As some of you will remember, this is my dedicated Year of Happiness. Right around the holidays I was hit with some interesting, perhaps even disturbing, news from some of my best friends in the world. It wasn’t the most shocking thing I have ever heard. In fact I think I was rather expecting it, had been expecting it for some time even. But still, hearing it out loud meant that it was real and now some sort of action was required on my part. But what?
In the meantime my own life was in turmoil, my husband and I had recently moved our family across three states, we were living in someone else’s house and finding it hard to make it our home. I was struggling to find a job and wishing I could just write full-time. Everything seemed messy and complicated.
And then I remembered, the point is to be happy. To find joy. To live fully and completely and to open yourself to the wonders of the world. So I wrote it all out and sent it out into the cyber universe in the hopes of reminding others and myself – all the darkness in the world cannot put out the light of one small candle! (Thank you Charles A. Beard) Shortly thereafter I got my dream job and was able to start looking for my dream house. Dedicated happiness was working.
Then I heard about a book that was launching called This Is Not the Story You Think it Is… A Season of Unlikely Happiness by Laura Munson. It was about the very thing that my friends were going through, a moment where that perfect couple, the one we all have on a pedestal, decides its time to come down and show us all that they are real people after all. That moment where one person wakes up and realizes that “this is not my beautiful life” and tries to walk away. I wrote to the publisher begging for a copy to help me sort out my feelings about this model couple suddenly becoming a normal couple.
On my actual birthday I came home from work to find an envelope from Putnam Books waiting for me. I tore it open and sure enough there was the coveted book. I began reading it just the other day and it has taken me places I didn’t expect to go.
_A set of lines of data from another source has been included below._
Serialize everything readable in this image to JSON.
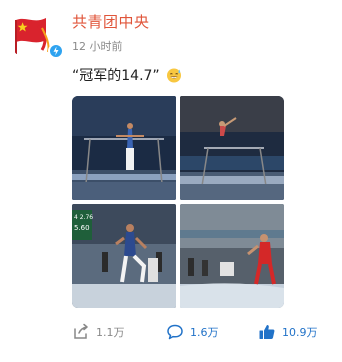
{
  "post": {
    "author": "共青团中央",
    "time": "12 小时前",
    "text": "“冠军的14.7”",
    "emoji": "sweat-smile-emoji"
  },
  "images": [
    {
      "name": "gymnastics-photo-1",
      "description_icon": "photo"
    },
    {
      "name": "gymnastics-photo-2",
      "description_icon": "photo"
    },
    {
      "name": "gymnastics-photo-3",
      "description_icon": "photo"
    },
    {
      "name": "gymnastics-photo-4",
      "description_icon": "photo"
    }
  ],
  "photo3_overlay": {
    "line1": "4 2.76",
    "line2": "5.60"
  },
  "actions": {
    "repost": "1.1万",
    "comment": "1.6万",
    "like": "10.9万"
  },
  "colors": {
    "author": "#e0553a",
    "accent": "#2172c8",
    "verified": "#2fa3f0"
  }
}
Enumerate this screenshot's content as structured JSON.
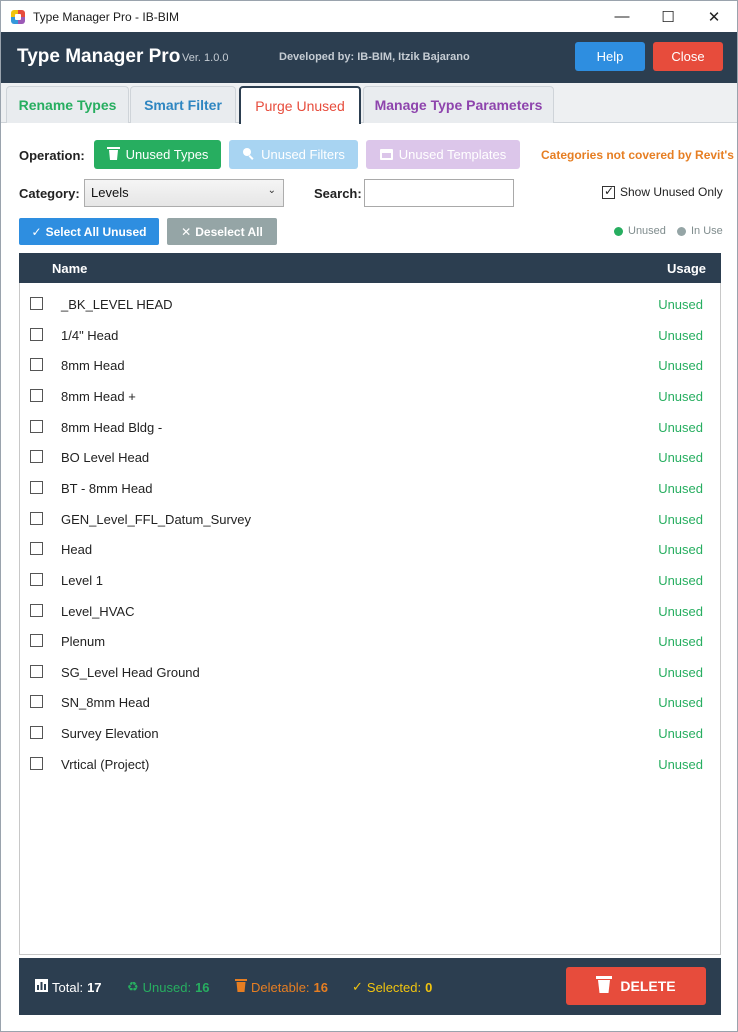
{
  "window": {
    "title": "Type Manager Pro - IB-BIM",
    "controls": {
      "minimize": "—",
      "maximize": "☐",
      "close": "✕"
    }
  },
  "header": {
    "app_name": "Type Manager Pro",
    "version": "Ver. 1.0.0",
    "developer": "Developed by: IB-BIM, Itzik Bajarano",
    "help_label": "Help",
    "close_label": "Close"
  },
  "tabs": [
    {
      "label": "Rename Types",
      "active": false
    },
    {
      "label": "Smart Filter",
      "active": false
    },
    {
      "label": "Purge Unused",
      "active": true
    },
    {
      "label": "Manage Type Parameters",
      "active": false
    }
  ],
  "operation": {
    "label": "Operation:",
    "buttons": [
      {
        "label": "Unused Types",
        "icon": "trash-icon"
      },
      {
        "label": "Unused Filters",
        "icon": "search-icon"
      },
      {
        "label": "Unused Templates",
        "icon": "calendar-icon"
      }
    ],
    "note": "Categories not covered by Revit's"
  },
  "category": {
    "label": "Category:",
    "selected": "Levels"
  },
  "search": {
    "label": "Search:",
    "value": "",
    "placeholder": ""
  },
  "show_unused_only": {
    "label": "Show Unused Only",
    "checked": true
  },
  "selection": {
    "select_all_label": "Select All Unused",
    "deselect_all_label": "Deselect All"
  },
  "legend": {
    "unused": "Unused",
    "in_use": "In Use"
  },
  "list": {
    "headers": {
      "name": "Name",
      "usage": "Usage"
    },
    "rows": [
      {
        "name": "_BK_LEVEL HEAD",
        "usage": "Unused"
      },
      {
        "name": "1/4\" Head",
        "usage": "Unused"
      },
      {
        "name": "8mm Head",
        "usage": "Unused"
      },
      {
        "name": "8mm Head +",
        "usage": "Unused"
      },
      {
        "name": "8mm Head Bldg -",
        "usage": "Unused"
      },
      {
        "name": "BO Level Head",
        "usage": "Unused"
      },
      {
        "name": "BT - 8mm Head",
        "usage": "Unused"
      },
      {
        "name": "GEN_Level_FFL_Datum_Survey",
        "usage": "Unused"
      },
      {
        "name": "Head",
        "usage": "Unused"
      },
      {
        "name": "Level 1",
        "usage": "Unused"
      },
      {
        "name": "Level_HVAC",
        "usage": "Unused"
      },
      {
        "name": "Plenum",
        "usage": "Unused"
      },
      {
        "name": "SG_Level Head Ground",
        "usage": "Unused"
      },
      {
        "name": "SN_8mm Head",
        "usage": "Unused"
      },
      {
        "name": "Survey Elevation",
        "usage": "Unused"
      },
      {
        "name": "Vrtical (Project)",
        "usage": "Unused"
      }
    ]
  },
  "footer": {
    "total_label": "Total:",
    "total_value": "17",
    "unused_label": "Unused:",
    "unused_value": "16",
    "deletable_label": "Deletable:",
    "deletable_value": "16",
    "selected_label": "Selected:",
    "selected_value": "0",
    "delete_label": "DELETE"
  },
  "colors": {
    "header_bg": "#2c3e50",
    "green": "#27ae60",
    "blue": "#2e8ee0",
    "red": "#e74c3c",
    "orange": "#e67e22",
    "yellow": "#f1c40f",
    "purple": "#8e44ad",
    "gray": "#95a5a6"
  }
}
I was really just looking for some insight into my friend’s life and how I could help them/cope with my own mixed up feelings but what I received was invaluable insight into my own life, my own state of flux, my own gypsy spirit, my own marriage and family AND a confirmation that happiness is a conscious choice to be made each and every day, no matter the cards you are dealt.
I am only half way through the book, so no spoilers here. All I can say is that This Is Not the Story You Think it Is will be hitting stores April first, and even though I’m a lucky, spoiled blogger and got an early copy, I know where I’ll be that day and what I’ll be doing. If you are human, come on down and meet me at the bookstore because this book is for you.